Historically, the Conservatives were pro-EU taking us in, in 1973 and Labour was anti-EU under Foot seeing it as a ‘Capitalist club’. Since then, the tables have turned as the EU helped topple Thatcher and Major and unify Labour.

However the differences between the party have typically been seen through rhetoric as opposed to action. The Conservatives have typically spoken tough on Europe to feed British euro-scepticism, but this has done little more than create problems and divisions for the party internally. Labour has been more inclined towards the EU after Blair announcing he wanted Britain at the ‘heart of Europe’. The most pro-EU party typically however is the Lib-Dems. Ultimately, the Conservatives were in government when the single market was established and Major passed Maastricht in 1992 although he did add in the subsidiarity clause. Labour spoke about the possibility of joining the euro but never did anything so both parties seem to be in some sort of political limbo.

Similarly, both parties have factions of euro-scepticism although of course the Conservative faction is the sizeable group. The recent rebellion of 114 Tory MPs over the inclusion of the EU referendum came because Cameron in 2005 while standing for leader of the Conservative party promised to peel back Lisbon but hadn’t and so his backbenchers wanted some kind of guarantee of this referendum if the Conservatives win the next general election. There is also this push for a stronger stance on Europe from the Conservatives because of the UKIP threat who got 1 in 5 of the vote during recent local elections They lost their motion due to Labour not supporting them. The creation of the ‘Labour for a Referendum’ group saw 20 Labour MPs put pressure on Miliband to offer an in-out referendum.

The main difference between the two parties is the referendum. Cameron announced he would offer the public a referendum in Jan 2013 saying it was time for the British people to have their say. The referendum would come 2 years into the second term after Cameron had renegotiated Britains relationship with Europe. He hopes to peel back things such as the European arrest warrant which places him at odds with Clegg and his coalition partners. Cameron has already announced he will opt out of 140 EU law and order measures despite the President of the European Parliament, Martin Schulz saying ‘Cameron’s Europe a la carte is not an option’. The scope for renegotiation seemed minimal until Merkel sided with Britain in recent budget talks but even then the Danish Prime Minister said that the UK and Denmark were now on ‘two different paths‘ in  Europe.

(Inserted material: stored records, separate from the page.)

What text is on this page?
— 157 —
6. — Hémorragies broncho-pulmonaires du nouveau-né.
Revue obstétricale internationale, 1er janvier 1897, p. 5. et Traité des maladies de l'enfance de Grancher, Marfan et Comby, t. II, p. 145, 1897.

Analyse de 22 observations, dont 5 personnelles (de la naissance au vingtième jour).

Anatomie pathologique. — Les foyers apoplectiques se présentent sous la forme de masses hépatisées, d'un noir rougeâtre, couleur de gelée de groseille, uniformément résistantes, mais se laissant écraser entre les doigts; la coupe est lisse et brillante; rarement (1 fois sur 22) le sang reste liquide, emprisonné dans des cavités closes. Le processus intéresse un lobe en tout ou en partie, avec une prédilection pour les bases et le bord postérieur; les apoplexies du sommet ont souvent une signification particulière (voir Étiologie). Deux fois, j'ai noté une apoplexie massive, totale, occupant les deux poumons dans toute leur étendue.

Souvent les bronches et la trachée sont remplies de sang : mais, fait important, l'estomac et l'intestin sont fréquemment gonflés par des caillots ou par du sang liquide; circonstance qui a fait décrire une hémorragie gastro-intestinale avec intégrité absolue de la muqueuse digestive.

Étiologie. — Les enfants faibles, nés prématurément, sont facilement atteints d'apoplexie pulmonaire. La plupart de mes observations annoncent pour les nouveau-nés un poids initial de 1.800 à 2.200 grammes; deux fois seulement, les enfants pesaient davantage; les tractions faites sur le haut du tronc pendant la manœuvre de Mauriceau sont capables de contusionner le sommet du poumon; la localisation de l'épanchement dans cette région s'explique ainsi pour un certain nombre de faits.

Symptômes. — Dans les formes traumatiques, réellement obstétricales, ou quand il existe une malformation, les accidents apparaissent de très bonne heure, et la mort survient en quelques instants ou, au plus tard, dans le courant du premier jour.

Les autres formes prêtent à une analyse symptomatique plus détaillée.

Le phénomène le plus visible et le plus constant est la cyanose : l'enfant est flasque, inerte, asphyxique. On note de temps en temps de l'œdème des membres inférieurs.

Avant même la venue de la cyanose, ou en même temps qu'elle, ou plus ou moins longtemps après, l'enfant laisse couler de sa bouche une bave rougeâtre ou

Following the announcement of the EU referendum, Clegg changed his tune and said  “My party has always believed there should be a referendum on Europe when the rules change,” he said. “By the way, I think it is a question of when, not if, because the rules are bound to change.” Even some commentators are not ruling out Labour announcing it will promise a UK referendum this is purely because of the UK has always been particularly euro-sceptic and the major parties do not want to isolate any voters by seeming aligned with Europe. Milibands initial reaction to the referendum announcement was however that it was ‘wrong’ and damaging to business, a view supported by the US who want the UK to remain in Europe.

Both parties however have always been more inclined to the US-UK relationship than the Europe-UK relationship despite the fact 40% of our trade is with Europe. Blair supported Bush during the Iraq war despite French and German objection and European attempts at any coherent defence policy usually led by the French has been hampered by the UK’s attachment to the US through NATO. The UK has always preferred to align itself with the US rather than Europe and that is a similarity for the major parties.